Subsequent messages advised U-Reporters to observe flood early warning signs and move to higher ground if needed:

“When you see flood early warning signs such as long rainfall and rising water levels in lakes & rivers, move to higher grounds or other safer places immediately”

“Do not walk through moving water. Six inches of moving water can make you fall. Walk where the water is not moving and use a stick to check the depth.”

Messages also addressed dangerous side effects of heavy rains and flooding – notably, cholera outbreaks. When cases of cholera were confirmed in certain districts, U-Reporters received messages to help them take action and protect their health:

“Hi U-Reporter, cholera has been confirmed in Nsanje district. People living in evacuation camps are especially at risk. Would you like to find out more?”

“Cholera is a disease that causes severe watery diarrhea and can be caught from contaminated water and food. Cholera can also be transmitted through person-to-person and make sure to take great care when treating someone with cholera.” Read one of the messages informing people about cholera.

Some of the people displaced by the floods at Nyachilenda School camp in the area of Traditional Authority Ndamera in Nsanje. ©UNICEF Malawi/2019/AMOS GUMULIRA

Needs assessment for a better response

Real-time data can be an important asset for emergency response efforts, to locate resources and supplies where they are most needed. During the recent flooding, U-Report was able to help provide this information. Information was collected from U-Reporters to assess the needs of people affected by the flood, to determine if they were living in temporary shelters or if they were still at home. Out of the 17,151 U-Reporters who responded, 10,458 said they had been affected by the floods.

Drawing on all areas of UNICEF’s work, 15 questions were developed to assess needs, including education, health, water and sanitation, nutrition, child protection and more.

“What do you need the most assistance with right now?” asked U-Reporters to highlight what they needed, so responses could be identified.

Respondents cited food as their most urgent need. When determining needs for health care, 79% said had access to health care services where they were staying. 45% noted they got services from a nearby health facility, 17% from mobile clinics and 16% from a health surveillance assistant.

51% of U-Reporters had no medical problems resulting from the floods while 19% indicated malaria, 16% had diarrhoea and an additional 16% suffered injuries during the floods.

Collectively, the data was beneficial in identifying areas that needed prioritization in the emergency response efforts.

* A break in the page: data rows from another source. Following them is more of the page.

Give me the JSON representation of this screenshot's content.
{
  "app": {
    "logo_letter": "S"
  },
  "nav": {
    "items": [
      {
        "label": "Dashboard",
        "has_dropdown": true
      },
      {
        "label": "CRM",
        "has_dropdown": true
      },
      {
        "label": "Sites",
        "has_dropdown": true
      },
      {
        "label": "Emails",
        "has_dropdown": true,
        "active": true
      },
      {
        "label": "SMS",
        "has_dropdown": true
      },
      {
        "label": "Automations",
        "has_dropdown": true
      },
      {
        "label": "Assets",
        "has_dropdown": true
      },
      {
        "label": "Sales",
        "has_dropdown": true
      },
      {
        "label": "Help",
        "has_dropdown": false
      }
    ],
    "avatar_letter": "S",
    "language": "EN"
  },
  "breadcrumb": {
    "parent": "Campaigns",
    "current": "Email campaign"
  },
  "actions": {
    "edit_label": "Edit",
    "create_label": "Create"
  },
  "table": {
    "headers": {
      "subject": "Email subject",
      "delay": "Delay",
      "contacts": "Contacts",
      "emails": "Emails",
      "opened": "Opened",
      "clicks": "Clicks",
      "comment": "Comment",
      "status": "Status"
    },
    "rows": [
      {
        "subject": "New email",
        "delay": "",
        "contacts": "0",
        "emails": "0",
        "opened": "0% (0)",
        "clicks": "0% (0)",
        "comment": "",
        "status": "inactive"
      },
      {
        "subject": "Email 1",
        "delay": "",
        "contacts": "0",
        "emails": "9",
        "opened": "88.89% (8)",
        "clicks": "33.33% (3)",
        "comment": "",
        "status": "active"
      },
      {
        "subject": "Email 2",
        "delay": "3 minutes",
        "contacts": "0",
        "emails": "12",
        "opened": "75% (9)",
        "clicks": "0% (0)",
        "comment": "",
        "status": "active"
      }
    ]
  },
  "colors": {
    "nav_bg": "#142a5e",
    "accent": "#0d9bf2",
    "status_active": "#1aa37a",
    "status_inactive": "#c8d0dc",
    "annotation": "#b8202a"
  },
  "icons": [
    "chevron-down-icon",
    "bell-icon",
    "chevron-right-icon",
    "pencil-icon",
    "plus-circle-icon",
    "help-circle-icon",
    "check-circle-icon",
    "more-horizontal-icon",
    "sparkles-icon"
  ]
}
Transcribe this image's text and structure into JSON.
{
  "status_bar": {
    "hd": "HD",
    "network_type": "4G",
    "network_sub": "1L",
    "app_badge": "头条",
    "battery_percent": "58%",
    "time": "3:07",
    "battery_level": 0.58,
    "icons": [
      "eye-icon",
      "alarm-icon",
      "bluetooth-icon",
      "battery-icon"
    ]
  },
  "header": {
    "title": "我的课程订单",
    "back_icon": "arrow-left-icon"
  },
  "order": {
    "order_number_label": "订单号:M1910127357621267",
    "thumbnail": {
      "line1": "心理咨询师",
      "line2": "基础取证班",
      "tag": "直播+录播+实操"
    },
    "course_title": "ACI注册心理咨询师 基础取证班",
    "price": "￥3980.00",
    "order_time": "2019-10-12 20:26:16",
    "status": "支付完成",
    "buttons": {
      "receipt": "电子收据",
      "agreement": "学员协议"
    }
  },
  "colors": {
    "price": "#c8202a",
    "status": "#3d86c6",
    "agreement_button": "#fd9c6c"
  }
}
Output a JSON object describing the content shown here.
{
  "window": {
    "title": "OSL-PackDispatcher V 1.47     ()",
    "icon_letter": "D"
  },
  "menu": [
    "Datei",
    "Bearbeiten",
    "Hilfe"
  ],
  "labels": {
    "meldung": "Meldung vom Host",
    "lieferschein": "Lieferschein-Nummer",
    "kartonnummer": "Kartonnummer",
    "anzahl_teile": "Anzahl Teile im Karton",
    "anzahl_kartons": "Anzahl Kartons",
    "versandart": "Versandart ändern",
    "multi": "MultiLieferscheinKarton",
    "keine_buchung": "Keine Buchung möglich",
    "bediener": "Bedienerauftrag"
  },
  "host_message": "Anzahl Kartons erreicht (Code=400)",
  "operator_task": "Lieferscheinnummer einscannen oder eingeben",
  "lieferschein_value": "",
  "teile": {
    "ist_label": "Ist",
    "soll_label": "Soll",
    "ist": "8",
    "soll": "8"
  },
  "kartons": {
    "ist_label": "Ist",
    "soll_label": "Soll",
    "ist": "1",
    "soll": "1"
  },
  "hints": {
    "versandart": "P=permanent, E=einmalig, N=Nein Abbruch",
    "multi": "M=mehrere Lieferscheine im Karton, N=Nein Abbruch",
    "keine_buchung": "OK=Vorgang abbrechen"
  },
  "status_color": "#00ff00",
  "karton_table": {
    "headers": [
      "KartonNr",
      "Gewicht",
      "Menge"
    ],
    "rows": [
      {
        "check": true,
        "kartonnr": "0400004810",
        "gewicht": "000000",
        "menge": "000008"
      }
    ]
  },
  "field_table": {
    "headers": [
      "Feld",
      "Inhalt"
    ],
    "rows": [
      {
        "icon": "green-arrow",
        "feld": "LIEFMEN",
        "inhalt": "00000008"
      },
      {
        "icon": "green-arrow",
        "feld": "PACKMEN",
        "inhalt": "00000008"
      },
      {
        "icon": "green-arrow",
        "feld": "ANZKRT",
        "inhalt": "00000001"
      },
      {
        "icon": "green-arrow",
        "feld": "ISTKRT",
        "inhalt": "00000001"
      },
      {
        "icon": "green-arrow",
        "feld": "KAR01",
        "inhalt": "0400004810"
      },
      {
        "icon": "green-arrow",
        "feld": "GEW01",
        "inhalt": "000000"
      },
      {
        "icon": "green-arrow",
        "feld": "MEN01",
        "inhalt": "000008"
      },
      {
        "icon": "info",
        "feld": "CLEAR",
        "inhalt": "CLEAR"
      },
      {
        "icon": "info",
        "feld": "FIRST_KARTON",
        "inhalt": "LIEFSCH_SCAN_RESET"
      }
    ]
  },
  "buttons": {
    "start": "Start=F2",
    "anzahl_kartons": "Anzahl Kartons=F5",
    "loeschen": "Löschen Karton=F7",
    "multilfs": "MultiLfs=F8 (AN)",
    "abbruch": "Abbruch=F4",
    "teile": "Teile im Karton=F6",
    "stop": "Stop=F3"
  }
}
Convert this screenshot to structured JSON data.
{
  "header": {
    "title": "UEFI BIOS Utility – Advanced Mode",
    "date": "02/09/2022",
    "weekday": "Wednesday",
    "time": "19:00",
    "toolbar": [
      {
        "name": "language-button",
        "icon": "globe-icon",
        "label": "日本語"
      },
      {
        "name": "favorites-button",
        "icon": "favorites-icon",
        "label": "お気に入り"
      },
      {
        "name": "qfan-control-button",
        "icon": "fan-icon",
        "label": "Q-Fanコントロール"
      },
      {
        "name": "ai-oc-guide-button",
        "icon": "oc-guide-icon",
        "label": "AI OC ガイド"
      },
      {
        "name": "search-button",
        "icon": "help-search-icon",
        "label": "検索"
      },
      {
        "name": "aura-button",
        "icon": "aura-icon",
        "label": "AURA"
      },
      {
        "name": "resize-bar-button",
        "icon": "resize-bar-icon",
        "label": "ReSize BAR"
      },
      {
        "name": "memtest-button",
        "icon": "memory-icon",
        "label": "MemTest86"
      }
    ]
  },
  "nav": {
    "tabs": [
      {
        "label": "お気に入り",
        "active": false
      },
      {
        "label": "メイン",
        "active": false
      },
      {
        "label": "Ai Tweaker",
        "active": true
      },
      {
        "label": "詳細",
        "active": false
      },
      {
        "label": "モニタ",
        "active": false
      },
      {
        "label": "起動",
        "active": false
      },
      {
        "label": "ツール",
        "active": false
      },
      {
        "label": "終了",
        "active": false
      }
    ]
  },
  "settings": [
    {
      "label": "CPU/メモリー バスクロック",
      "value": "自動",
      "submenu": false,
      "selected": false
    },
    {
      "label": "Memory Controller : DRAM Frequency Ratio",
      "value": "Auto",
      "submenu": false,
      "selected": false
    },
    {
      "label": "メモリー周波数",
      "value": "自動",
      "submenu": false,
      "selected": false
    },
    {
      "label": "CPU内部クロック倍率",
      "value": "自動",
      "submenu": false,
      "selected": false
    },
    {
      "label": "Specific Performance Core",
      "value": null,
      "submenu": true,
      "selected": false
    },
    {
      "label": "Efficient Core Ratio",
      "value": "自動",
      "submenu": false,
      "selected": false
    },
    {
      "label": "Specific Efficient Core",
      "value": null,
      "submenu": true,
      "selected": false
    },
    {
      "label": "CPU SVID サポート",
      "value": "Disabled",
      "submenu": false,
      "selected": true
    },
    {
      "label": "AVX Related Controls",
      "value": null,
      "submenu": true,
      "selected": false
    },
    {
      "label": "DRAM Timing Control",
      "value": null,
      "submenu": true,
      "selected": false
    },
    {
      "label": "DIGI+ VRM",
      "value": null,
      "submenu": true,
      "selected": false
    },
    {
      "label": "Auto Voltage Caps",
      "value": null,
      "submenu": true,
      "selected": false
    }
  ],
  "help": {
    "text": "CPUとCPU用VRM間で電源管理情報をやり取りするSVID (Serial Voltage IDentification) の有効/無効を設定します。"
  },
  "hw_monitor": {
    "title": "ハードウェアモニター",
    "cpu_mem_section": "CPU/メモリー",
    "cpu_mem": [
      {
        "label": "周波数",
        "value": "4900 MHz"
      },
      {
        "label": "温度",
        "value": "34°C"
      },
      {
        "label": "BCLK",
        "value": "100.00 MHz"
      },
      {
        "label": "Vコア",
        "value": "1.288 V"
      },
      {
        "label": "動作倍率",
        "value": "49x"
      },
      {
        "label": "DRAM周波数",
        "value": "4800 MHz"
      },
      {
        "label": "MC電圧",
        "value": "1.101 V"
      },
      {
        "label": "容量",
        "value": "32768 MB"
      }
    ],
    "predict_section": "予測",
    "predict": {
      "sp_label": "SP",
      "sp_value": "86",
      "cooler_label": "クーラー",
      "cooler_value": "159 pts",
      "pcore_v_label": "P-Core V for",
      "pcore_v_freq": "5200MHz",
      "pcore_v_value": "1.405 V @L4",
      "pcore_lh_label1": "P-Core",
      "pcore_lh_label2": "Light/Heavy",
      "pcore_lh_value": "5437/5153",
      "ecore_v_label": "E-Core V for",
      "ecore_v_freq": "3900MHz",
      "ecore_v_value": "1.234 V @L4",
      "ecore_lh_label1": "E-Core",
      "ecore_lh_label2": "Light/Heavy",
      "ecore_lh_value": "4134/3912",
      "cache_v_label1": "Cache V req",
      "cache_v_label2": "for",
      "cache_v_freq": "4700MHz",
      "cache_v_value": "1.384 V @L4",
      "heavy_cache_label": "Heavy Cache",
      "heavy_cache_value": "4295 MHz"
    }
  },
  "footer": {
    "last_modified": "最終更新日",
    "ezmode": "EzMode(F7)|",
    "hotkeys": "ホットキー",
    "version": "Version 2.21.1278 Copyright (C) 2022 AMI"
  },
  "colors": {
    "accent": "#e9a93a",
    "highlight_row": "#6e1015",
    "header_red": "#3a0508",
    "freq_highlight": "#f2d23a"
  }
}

UNICEF Malawi’s Allan Kumwenda installs toilets at Namicheni School Camp in Chikwawa District.
© UNICEF Malawi/2019/AMOS GUMULIRA

Early warning system

As heavy rains continued, DoDMA feared that the Chagwa dam could burst, threatening severe damage in the surrounding Zomba area. To serve as a vital early warning mechanism, messages were sent to the 7,011 U-Reporters in Zomba, alerting them to the ongoing situation and urging them to be on high-alert.

“DoDMA is warning that Chagwa Dam is weakening and may flood areas in and around Zomba City and Mulunguzi River.”

“Please be on high alert if you live here & plan your evacuation route.”

“Please monitor local radio for further updates from DoDMA.”

With things worsening off due to the flooding, U-Report has been a critical tool linking the affected communities and humanitarian aid organizations such as UNICEF. U-Report will continue to be used in the post-floods recovery activities to give back useful information to the government, UNICEF and other UN agencies for a proper response.